Kim Nash recently wrote an article, in which the claim was made that cyber chiefs with directorship training and experience on advisory boards is simply not enough in gaining a seat on the Board. A lack of broad business experience and advanced degrees may portray that the candidate is a “one-trick pony.” Meanwhile, the New York State Department of Financial Services proposed changes last year requiring boards to include experts (or hire external advisers) in “15 different domains including network security, consumer data privacy, and third-party service management.”
Regardless of personal opinion, finding the right person to fill such a crucial seat takes time and careful consideration. To fill that void, many companies are opting to hire consultants in the search for a new Board Member, plan for upcoming legislation and proposals, and educate their staff.

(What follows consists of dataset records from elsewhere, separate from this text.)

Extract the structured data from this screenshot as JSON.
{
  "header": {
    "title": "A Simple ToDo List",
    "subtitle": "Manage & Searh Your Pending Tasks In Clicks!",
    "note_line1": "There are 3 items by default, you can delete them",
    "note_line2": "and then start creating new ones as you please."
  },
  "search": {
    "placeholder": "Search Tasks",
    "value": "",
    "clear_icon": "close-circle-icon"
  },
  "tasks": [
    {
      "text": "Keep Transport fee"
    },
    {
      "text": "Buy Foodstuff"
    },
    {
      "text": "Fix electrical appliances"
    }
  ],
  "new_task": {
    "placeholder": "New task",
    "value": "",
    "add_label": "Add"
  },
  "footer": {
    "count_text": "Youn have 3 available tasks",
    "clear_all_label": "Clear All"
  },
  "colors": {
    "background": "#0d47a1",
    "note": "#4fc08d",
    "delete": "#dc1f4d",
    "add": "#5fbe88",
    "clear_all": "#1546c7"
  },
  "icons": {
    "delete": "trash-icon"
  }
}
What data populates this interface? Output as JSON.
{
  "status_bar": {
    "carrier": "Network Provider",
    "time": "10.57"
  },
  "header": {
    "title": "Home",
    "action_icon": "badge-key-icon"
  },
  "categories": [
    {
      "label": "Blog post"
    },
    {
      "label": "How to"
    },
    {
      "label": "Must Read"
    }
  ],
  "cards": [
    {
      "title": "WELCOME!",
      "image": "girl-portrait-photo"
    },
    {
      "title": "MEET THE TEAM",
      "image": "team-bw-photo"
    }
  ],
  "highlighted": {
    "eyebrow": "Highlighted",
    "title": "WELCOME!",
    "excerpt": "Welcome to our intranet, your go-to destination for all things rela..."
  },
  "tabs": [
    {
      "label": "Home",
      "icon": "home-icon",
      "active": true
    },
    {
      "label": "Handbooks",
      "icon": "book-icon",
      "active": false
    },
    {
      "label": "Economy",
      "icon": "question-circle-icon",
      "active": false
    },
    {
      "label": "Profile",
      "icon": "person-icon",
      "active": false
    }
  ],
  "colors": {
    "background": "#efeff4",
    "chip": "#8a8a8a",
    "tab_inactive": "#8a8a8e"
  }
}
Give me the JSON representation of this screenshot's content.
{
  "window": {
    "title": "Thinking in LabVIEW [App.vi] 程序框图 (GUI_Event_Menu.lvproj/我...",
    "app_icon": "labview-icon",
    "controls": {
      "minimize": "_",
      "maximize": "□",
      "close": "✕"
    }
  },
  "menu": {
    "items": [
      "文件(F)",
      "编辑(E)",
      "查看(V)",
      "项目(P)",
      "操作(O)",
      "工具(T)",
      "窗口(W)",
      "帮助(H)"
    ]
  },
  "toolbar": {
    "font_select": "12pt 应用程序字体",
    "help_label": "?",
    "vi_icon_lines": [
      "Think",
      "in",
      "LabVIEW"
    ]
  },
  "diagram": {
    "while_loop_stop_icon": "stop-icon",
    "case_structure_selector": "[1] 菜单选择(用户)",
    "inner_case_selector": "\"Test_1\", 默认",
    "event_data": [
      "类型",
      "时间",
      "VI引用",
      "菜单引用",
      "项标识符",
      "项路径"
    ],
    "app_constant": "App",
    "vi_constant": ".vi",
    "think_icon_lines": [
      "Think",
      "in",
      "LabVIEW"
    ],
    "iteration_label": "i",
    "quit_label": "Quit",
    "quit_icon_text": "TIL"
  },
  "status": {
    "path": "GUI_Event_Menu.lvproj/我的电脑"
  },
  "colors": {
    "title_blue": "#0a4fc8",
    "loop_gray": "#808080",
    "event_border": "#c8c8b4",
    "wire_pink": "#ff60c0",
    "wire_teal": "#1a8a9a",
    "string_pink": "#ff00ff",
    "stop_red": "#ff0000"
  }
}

The Need for Privacy Experts on the Board
Looking at education from a macro perspective, the United States follows a sectoral model of data privacy law. This contrasts with the European Union’s comprehensive model under GDPR. As a result, various data privacy laws and regulations have been passed (or are at various stages within the legislative process) within each state. The International Association of Privacy Professionals (“IAPP”) produced a detailed graphic (seen below), which tells us not only that it is vital to keep up to date with current changes, but also that further updates are on the horizon. Impacts of such updates will affect almost every aspect of operational risk and due diligence (i.e. human resources, marketing, sales, data & analytics).
It was mentioned earlier that PII and personalized credentials are oftentimes the most common data identified in data breaches, and that one of the 15 different domains covered within cyber security expertise required under proposed NYDFS regulation is consumer data privacy. Both of these factors play into the micro piece of digital privacy and education, especially when the term “consumer” applies to both recent hires and board members, alike. With an estimated 3.4 billion spam emails sent every day, over 400 different data broker websites purchasing and reselling personal data, and the complexities of understanding artificial intelligence, bad actors and fraudsters are actively targeting personal identities. External service providers, educators, and consultants can help fill the time gap associated with hiring expertise at the Board level, while at the same time bridging the gap between corporate-level cybersecurity infrastructure and personal electronic devices. Those same third parties can also serve (in a redundant effort) to reinforce best practices of existing InfoSec program directives and may also be able to reach the executive assistants and family members to C-Suite executives.
In summary, there is no end in sight to the growing cyber risks faced by public companies and their executive leadership teams. Through regulation and coordination with federal and state governments, various policies and procedures will be updated and implemented to stay ahead of “cyber risk curve.” While some firms may be able easily add cybersecurity to the boardroom in a timely manner and ahead of proposed legislation, most others may take additional time and resources to do so. In the interim, consultants and third-party service providers can assist in bringing expertise and education to the boardroom, employees, and families.